BAs are produced in the liver, released via the bile duct into the duodenum. More than 95% of BA are reabsorbed in the terminal ileum with the rest passing into the colon, and returning to the hepatocyte via the portal vein, where they are recycled. This leads to the stimulation of the nuclear farnesoid X receptor in the intestinal enterocyte, which induces transcription of fibroblast growth factor-19, which in turn feeds back negatively on the hepatocyte via the fibroblast growth factor-4 receptor, mediated via the endoplasmic reticulum-resident protein klotho β, reducing the production of new BA [71, 72]. For many years, abnormalities of BA metabolism and disordered gut function have been recognized, for example, in patients with terminal ileal Crohn’s disease with or without terminal ileal resection, diarrhea is driven by BA entering the colon [73, 74]. However, only during the last decade has this been addressed in patients with FGID. In cross-sectional surveys, up to 20% of patients with IBS-D may have evidence of idiopathic BA diarrhea based on 23-seleno 25-homotaurocholic acid retention scanning [75, 76] and interventions with the BA sequestrants have shown improvement in IBS symptoms [75]. However, this does not necessarily prove that impaired BA absorption is a relevant pathophysiologic factor since rapid small intestinal transit may result in impaired BA absorption.

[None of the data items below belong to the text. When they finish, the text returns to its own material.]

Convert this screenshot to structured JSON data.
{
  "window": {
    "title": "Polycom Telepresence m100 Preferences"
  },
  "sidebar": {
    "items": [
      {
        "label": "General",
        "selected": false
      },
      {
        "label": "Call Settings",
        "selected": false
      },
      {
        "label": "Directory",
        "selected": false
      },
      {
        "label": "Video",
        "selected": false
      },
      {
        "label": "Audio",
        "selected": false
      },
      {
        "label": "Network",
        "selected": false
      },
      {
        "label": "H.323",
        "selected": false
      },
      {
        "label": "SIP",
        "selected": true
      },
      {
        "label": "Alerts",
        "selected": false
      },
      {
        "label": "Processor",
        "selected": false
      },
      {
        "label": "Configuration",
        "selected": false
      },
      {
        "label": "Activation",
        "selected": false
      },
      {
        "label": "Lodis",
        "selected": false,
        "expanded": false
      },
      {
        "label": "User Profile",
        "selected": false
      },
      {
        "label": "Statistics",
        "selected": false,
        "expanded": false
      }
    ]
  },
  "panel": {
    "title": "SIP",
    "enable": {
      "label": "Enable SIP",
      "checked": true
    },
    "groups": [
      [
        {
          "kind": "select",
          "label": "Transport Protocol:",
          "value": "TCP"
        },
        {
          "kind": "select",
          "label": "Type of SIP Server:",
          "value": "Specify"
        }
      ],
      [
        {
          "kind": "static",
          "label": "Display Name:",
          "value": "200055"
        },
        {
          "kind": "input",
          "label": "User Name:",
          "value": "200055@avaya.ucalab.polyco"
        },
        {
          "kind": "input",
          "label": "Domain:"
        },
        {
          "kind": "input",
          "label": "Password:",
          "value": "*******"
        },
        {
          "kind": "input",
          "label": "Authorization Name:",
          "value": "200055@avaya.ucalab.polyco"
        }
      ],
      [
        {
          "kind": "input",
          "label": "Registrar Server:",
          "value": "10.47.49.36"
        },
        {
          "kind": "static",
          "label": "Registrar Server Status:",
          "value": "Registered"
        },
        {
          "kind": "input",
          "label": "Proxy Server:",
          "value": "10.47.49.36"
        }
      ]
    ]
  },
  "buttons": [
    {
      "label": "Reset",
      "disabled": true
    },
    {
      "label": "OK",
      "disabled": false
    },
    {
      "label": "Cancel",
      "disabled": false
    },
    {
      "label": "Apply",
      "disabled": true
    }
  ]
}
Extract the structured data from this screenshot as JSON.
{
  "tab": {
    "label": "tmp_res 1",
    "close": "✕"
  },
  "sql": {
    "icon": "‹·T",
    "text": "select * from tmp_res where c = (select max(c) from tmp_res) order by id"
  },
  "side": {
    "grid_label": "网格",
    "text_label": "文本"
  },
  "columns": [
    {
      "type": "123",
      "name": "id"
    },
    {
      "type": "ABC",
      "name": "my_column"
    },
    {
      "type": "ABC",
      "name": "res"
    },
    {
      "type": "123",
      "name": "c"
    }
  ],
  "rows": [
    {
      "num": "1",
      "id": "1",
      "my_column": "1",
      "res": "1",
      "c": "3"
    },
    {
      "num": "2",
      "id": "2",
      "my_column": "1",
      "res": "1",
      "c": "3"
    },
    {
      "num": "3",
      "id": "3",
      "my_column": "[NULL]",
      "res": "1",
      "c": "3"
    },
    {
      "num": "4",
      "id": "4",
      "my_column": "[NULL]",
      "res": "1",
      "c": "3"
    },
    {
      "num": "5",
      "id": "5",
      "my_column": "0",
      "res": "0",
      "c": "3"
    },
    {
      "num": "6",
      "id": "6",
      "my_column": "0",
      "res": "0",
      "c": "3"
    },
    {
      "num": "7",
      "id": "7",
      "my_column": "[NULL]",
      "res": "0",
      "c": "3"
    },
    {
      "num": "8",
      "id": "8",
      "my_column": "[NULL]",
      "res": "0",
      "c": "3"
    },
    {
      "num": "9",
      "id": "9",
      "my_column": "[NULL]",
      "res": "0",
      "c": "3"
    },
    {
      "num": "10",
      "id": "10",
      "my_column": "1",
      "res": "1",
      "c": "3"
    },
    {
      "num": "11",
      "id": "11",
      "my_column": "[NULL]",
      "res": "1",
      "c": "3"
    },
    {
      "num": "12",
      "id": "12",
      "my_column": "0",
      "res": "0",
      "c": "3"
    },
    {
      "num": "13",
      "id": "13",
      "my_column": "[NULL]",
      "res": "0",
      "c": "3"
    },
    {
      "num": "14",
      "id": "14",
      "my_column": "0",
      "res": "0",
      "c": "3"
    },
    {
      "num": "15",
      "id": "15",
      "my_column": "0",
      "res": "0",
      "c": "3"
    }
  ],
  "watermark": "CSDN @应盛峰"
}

Serotonin, or 5-HT, is an important neurotransmitter in the brain and the enteric nervous system. The intestinal enterochromaffin cells, which function as sensory transducers of intra-luminal stimuli such as pressure, contain 90% of the body’s total stores of 5-HT [77, 78]. Once released, 5-HT can activate both intrinsic and extrinsic primary afferent neurons, is integral to GI motility, and influences the transmission of information to the central nervous system. The re-uptake of 5-HT by enterocytes is via the serotonin transporter, where it is broken down to 5-hydroxy-indole acetic acid, thereby limiting its action. Therapeutic interventions targeting various 5-HT receptors have been successfully tested in IBS, adding further support to the notion that 5-HT is relevant to the generation of symptoms in IBS in at least some patients [79].

Some of the earliest observations concerning the putative role of 5-HT metabolism in IBS were from studies reporting chronic increases in enterochromaffin cells among individuals who developed PI-IBS, compared with individuals exposed to an acute enteric infection but who recovered [80]. Subsequently, a study that measured 5-HT concentrations in platelet-depleted plasma demonstrated reductions in the release of 5-HT in patients with IBS-C after a standard meal, compared with PI-IBS and healthy individuals, and a higher peak in postprandial 5-HT in PI-IBS than in either IBS-C or healthy controls [81]. Similar results were obtained by another group of investigators in IBS-D, IBS-C, and healthy controls [82]. This study also reported a normal 5-HIAA/5-HT ratio in IBS-C, but a reduced ratio in IBS-D, suggesting that patients with IBS-D may have reduced 5-HT re-uptake, while those with IBS-C have impaired release of 5-HT. More recently, uptake of 5-HT by platelets was reduced in patients with IBS-D, and levels of serotonin transporter mRNA in the duodenal mucosa were also reduced [83]. The latter seemed to be associated with duodenal immune activation, with increased numbers of IELs and mast cells being observed, and significant increases in tryptase release. Interestingly, in one study, alterations in 5-HT metabolism in 154 IBS patients did not seem to correlate with GI symptoms, or mood [84]. However, the technical issues of avoiding contamination from platelet release of 5-HT in these studies remain a concern.

Current data are not consistent with a single over-arching pathophysiologic disease model for all FGIDs. Even FGIDs with defined symptoms (e.g., IBS-D) may be caused by a variety of different causes. In the ideal world, diagnostic tests would be applied to identify relevant disease mechanisms and therapeutic interventions selected accordingly. While new knowledge has emerged, this has as yet not translated into more targeted approaches. However, there are areas with rapid progress such as treatments that target the gastrointestinal microbiome which may drive a paradigm shift in the management of FGID.

The authors have no conflicts of interest to report.